Photo Credit: Flight Safety Net

Heat Dome 2: Dome Harder?

It won't be quite as hot, but it'll still be spicy

Can the healthcare system keep up with the heatwave?

So our late-July heat wave won’t be a heat dome. But it’ll still be hot enough to cause some trouble. And not because of the heat, but because of the healthcare system.

Paramedics have left. So many nurses are sick and burnt out that emergency rooms are closing. Dispatchers are quitting 911 because they’re overwhelmed.

Ian Tait is an advanced care paramedic in BC. “I don’t want to be dramatic about it, but there’s a very real and likely threat that you’re going to call 911 and there could not be an ambulance coming,” he told Global News.

Tait was on call last year during the heat dome. In that week, roughly 600 people died from heat stress. He said those terrible days led to an even worse night: ambulance services basically collapsed.

“Some of my colleagues have never experienced a night like that,” Tait said.

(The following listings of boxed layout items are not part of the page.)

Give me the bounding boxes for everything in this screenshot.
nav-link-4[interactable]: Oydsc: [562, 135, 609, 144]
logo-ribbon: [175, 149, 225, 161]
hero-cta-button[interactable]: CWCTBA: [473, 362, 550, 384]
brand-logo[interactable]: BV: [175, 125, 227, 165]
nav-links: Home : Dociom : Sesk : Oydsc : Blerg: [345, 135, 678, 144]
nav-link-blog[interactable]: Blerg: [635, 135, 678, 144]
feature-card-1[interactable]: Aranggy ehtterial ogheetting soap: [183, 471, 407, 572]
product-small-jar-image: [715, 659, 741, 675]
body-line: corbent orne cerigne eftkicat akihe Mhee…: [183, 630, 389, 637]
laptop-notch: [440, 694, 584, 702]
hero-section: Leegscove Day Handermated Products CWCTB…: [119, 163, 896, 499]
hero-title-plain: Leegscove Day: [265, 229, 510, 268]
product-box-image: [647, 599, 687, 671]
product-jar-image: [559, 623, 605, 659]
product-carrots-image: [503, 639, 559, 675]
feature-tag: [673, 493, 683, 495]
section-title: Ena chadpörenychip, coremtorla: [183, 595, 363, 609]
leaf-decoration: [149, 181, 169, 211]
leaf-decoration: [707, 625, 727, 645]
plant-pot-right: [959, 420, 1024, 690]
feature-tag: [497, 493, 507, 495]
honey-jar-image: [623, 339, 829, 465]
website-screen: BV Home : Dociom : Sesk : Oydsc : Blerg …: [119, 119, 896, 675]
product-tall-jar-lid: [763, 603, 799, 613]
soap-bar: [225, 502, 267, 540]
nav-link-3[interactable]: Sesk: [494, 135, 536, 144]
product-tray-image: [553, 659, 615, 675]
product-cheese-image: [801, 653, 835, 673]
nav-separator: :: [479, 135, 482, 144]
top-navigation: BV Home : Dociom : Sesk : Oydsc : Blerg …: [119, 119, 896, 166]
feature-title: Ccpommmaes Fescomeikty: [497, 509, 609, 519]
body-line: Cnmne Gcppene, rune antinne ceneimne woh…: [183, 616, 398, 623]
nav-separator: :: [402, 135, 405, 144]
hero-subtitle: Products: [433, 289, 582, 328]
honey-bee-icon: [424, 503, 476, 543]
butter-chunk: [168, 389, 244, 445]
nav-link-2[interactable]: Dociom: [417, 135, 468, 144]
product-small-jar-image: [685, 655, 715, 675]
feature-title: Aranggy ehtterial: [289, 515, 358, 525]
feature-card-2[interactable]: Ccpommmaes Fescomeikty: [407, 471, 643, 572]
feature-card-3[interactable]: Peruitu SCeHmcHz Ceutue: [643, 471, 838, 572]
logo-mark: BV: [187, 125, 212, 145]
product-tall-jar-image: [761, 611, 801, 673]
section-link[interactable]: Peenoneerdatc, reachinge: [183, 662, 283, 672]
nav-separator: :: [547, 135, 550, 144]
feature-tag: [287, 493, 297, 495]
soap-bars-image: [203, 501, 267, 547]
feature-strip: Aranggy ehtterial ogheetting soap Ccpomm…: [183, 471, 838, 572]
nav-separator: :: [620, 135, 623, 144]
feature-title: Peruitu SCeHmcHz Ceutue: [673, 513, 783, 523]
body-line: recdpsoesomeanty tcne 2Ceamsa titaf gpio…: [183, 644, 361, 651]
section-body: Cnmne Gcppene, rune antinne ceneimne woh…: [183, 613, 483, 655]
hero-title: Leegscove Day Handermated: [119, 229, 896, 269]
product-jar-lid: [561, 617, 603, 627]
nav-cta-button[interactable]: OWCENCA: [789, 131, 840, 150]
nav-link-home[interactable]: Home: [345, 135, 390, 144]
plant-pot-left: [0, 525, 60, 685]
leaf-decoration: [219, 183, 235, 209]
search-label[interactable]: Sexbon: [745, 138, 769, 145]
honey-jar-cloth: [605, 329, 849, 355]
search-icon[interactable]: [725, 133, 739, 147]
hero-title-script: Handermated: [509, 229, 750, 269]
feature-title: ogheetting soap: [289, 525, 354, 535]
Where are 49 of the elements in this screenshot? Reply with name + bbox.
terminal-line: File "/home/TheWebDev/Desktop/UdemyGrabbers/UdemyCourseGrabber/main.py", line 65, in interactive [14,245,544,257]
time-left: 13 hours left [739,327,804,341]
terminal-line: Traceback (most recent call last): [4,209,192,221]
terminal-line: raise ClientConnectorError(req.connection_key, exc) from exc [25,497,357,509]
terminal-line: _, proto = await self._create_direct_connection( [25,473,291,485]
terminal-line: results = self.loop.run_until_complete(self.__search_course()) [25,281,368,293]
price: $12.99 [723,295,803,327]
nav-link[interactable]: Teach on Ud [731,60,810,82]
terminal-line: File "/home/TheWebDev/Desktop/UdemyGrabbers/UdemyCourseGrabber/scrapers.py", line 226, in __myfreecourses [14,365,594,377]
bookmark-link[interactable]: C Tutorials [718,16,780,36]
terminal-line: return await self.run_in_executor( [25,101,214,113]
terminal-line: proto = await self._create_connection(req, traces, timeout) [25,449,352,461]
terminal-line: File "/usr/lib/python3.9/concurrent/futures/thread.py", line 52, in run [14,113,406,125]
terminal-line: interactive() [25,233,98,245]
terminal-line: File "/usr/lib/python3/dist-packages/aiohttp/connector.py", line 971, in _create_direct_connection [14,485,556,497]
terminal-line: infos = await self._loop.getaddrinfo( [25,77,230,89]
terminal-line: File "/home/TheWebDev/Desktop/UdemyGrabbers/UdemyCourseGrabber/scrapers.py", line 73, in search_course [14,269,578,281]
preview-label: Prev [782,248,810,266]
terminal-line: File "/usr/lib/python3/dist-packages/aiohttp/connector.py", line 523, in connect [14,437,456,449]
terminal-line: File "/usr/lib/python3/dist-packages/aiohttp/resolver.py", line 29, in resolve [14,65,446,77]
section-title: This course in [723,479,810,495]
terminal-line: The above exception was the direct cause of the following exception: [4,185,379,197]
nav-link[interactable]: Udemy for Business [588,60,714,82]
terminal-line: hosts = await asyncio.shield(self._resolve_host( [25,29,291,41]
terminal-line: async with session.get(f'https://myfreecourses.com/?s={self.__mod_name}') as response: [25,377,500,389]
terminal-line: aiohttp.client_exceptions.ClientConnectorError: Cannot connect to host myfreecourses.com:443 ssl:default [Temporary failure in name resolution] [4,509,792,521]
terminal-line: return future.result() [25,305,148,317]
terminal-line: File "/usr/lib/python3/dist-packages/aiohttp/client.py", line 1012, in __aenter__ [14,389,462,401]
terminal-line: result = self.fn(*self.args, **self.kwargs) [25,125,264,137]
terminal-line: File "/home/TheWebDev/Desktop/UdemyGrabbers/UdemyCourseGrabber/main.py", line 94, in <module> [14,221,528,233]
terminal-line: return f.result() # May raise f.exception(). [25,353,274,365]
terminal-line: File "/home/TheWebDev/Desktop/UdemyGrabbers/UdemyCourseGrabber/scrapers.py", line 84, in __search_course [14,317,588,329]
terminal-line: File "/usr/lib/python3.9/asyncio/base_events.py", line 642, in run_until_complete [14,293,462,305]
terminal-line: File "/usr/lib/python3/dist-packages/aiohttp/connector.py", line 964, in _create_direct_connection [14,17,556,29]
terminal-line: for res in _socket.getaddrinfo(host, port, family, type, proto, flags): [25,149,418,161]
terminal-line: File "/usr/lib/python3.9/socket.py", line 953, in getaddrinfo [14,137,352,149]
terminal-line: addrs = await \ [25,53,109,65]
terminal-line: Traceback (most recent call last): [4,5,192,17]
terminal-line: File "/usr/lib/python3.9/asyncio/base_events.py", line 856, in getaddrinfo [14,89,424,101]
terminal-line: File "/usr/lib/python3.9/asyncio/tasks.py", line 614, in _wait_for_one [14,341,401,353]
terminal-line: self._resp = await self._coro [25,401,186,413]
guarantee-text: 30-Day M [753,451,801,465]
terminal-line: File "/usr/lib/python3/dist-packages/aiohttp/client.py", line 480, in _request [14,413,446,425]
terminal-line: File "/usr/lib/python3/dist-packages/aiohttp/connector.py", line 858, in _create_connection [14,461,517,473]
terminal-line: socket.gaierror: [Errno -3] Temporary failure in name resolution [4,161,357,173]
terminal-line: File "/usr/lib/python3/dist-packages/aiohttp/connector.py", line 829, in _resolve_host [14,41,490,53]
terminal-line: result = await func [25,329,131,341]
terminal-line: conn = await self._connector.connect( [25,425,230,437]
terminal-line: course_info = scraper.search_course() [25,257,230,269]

“The 911 systems, our ability to respond, to triage high acuity calls, low acuity calls, essentially just got put on the back burner for a significant amount of time. So there were some very significant and tough decisions that had to be made that night by our dispatchers, for sure.”

The provincial government has brought in a heat alert system in response to last year’s heat dome.

But an alert system isn’t the same as properly supporting the healthcare system. It’s not the same as funding paramedics and emergency services.

And it’s not the same as giving people what they need to keep cool. Most of the folks who died in the heat dome died alone in their homes.

Gabrielle Peters is a disabled writer and analyst. She helped write the coroner’s report that showed how many people died in the heatwave.

But she quit because she didn’t see enough willingness to help the province’s most vulnerable people.

“People did not die because they didn’t have enough communications materials. People died because they were unable to escape the heat,” Peters told CBC.

It’s supposed to get into the high 20s and low 30s on VanIsle this week. What can you do to help your loved ones?

Get your older folks into some air conditioning. Go visit your sick loved ones and make sure they’re okay. Cool your kids down in a sprinkler or lake.

We might not be able to rely on emergency services, but we can still take care of each other.